Readers may be totally unfamiliar with the term ‘David French-ism.’ That doesn’t mean you can ignore it. David French-ism and its proponents are one of the reasons conservatives and Christianity have been almost routed from the pubic square. David French-ism is the failure of corporate and think-tank conservatism that resulted in a revolt of the rank-and-file and the election of Donald Trump.
New York Post writer Sohrab Ahmari coined the term in an article titled: “Against David French-ism.” Naturally, French, a columnist for National Review, took umbrage. Last week the Institute of Human Ecology sponsored a face-off in Washington, DC.

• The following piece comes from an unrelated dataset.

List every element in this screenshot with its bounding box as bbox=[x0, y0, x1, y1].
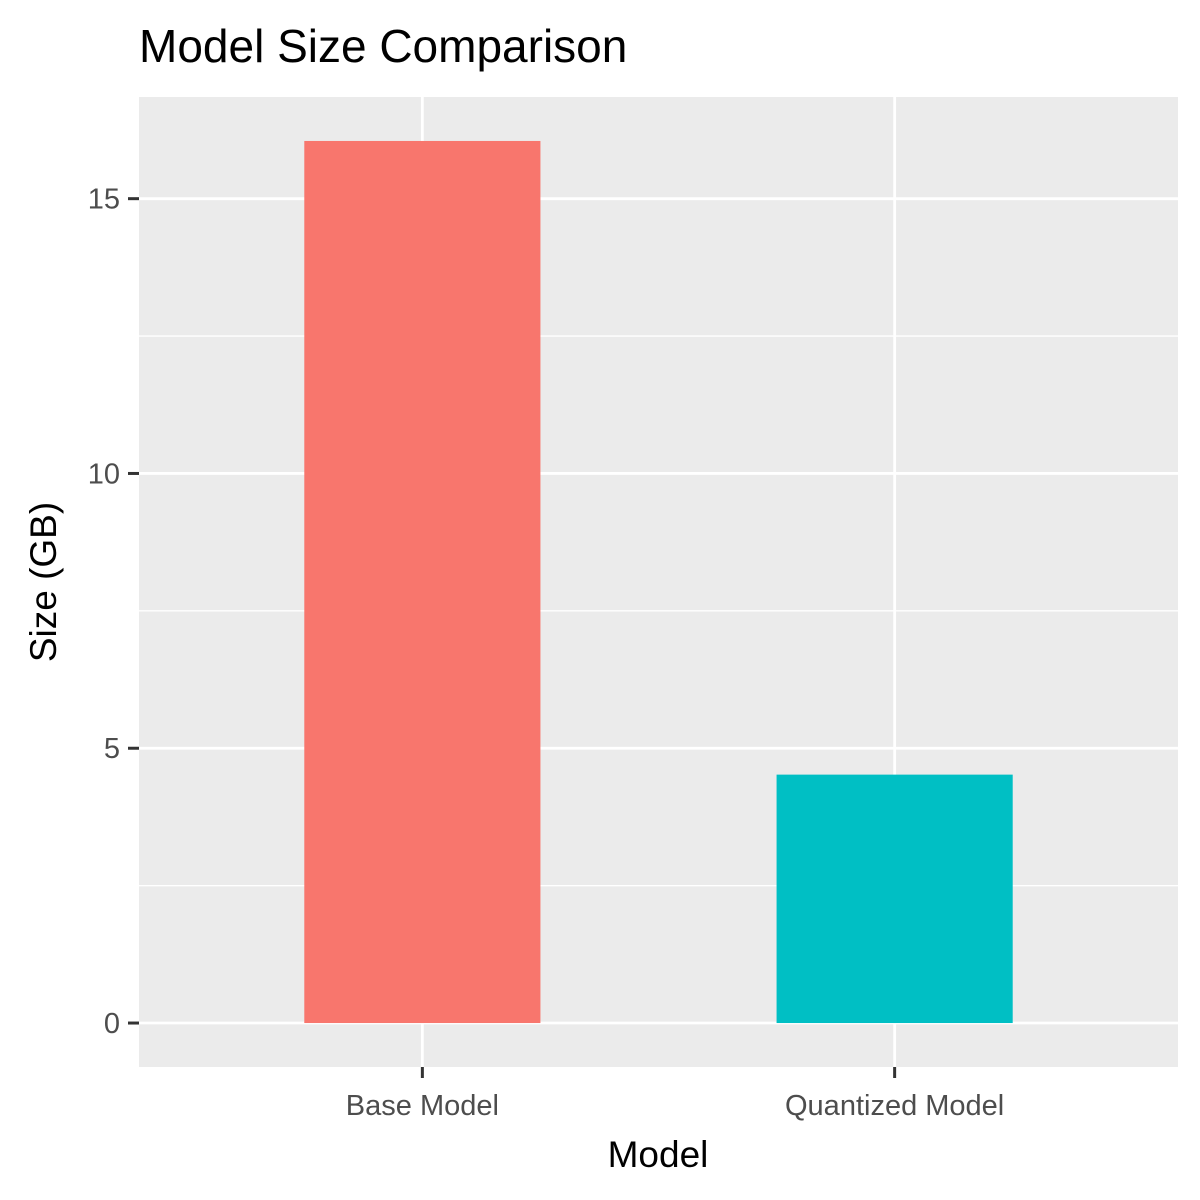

Ahmari defined David French-ism as, “A program for negotiating Christian retreat into a safe private sphere.” It’s his belief, “Too much intellectual firepower has been devoted to lawyers. There are cultural battles that can’t be fought in the courtroom, but must be fought anyway.”
Ahmari’s problem at the debate was a mirror image of French’s. He was all strategy with no tactics. And French was all tactics and no strategy.
It would have been useful for Ahmari if he’d spent some time mapping out steps conservatives could take to begin the outside-the-courtroom offensive. What Ahmari offered instead was a passionate, sincere warning about our “5-alarm culture fire.”
In contrast, French was smug, superior, condescending and worst of all lawyerly. In this current age lawyers are our gnostic rulers. French revels in his command of special wisdom and jealously guards it. French is doubly gnostic because he also has the secrets of “classical liberalism,” a term that means nothing to most of conservative America.
When Ahmari discussed particulars, French responded with the big picture. When Ahmari focused on the big picture, French got particular. It might be a great media debate technique, but it just made French look slippery and disingenuous.
Much of the evening revolved around Drag Queen Story Hour. This is an unholy event where deviants are brought into a public library to expose very small children to the joys of the alphabet lifestyle. Drag queens entertaining children was Ahmari’s cultural fire alarm, while French couldn’t be bothered.
He pooh-poohed Ahmari’s concern. “That’s the threat? I just don’t see it. It’s one of the choices people make in a free society.”
As he dismissed the example of deviants being celebrated by government at the expense of children I was reminded of something R. R. Reno wrote regarding “our fifty-year-long celebration of transgression. We have removed the moral guardrails in our society. It’s no surprise that more and more people are skidding off the road.”
Ahmari would like to replace the guardrails.
French contends conservatives should do everything in their power to preserve “viewpoint neutrality”, which is the welcome mat for drag queens. It’s the legal doctrine he’s used to win court cases requiring government to allow Christian organizations to use some abandoned storeroom for a Bible study.
Ahmari feels French-ism’s piecemeal gains “are not proportionate to the reverses we’ve suffered.” While French is impervious to the fact that 50 years ago Christians had the entire building.
Mark Bauerlein agrees with Ahmari, “David French’s commentary on the Oberlin College penalty pinpoints exactly the problem. Conservatives have lost battle after battle in higher education for 50 years, and when we get the rare pushback against leftist tyranny, establishment conservatives hail it as a game-changer. They have been proven wrong again and again.”
Besides libraries already exercise viewpoint discrimination. That’s the reason you don’t find Huster magazine in the periodical rack.
Ahmari likened French’s drag queen disinterest to his previous failure to recognize the impact of homosexual marriage in 2006. French later admitted that his laissez-faire attitude to a disaster for Christians was wrong. French ignored him.
He is a proceduralist who’s learned nothing. French is always on the deck of the battleship Missouri fighting for better surrender terms while the ruins of the culture smolder behind him. That’s why he’s still working to defeat Trump in 2020. The conservative judges Trump appointed are irrelevant.
When a lawyer in the audience said, “you spilled a lot of words talking about due process” but due process is at the mercy of judges. “When you have lawless judges on the courts nobody has due process.”
French airily dismissed her, “I reject the notion that everything stands or falls any given four years of judicial appointments.”
And there is smug, superior French-ism in all its glory. It’s why voters rejected it in 2016 even before Ahmari decided it was worth rejecting.
French’s hands remain pure, unsullied by any Trump support. He’s already negotiated his small comfy perch. The rest of you should do likewise.
Besides the central tenant of French-ism is: In the long run, we’re all dead.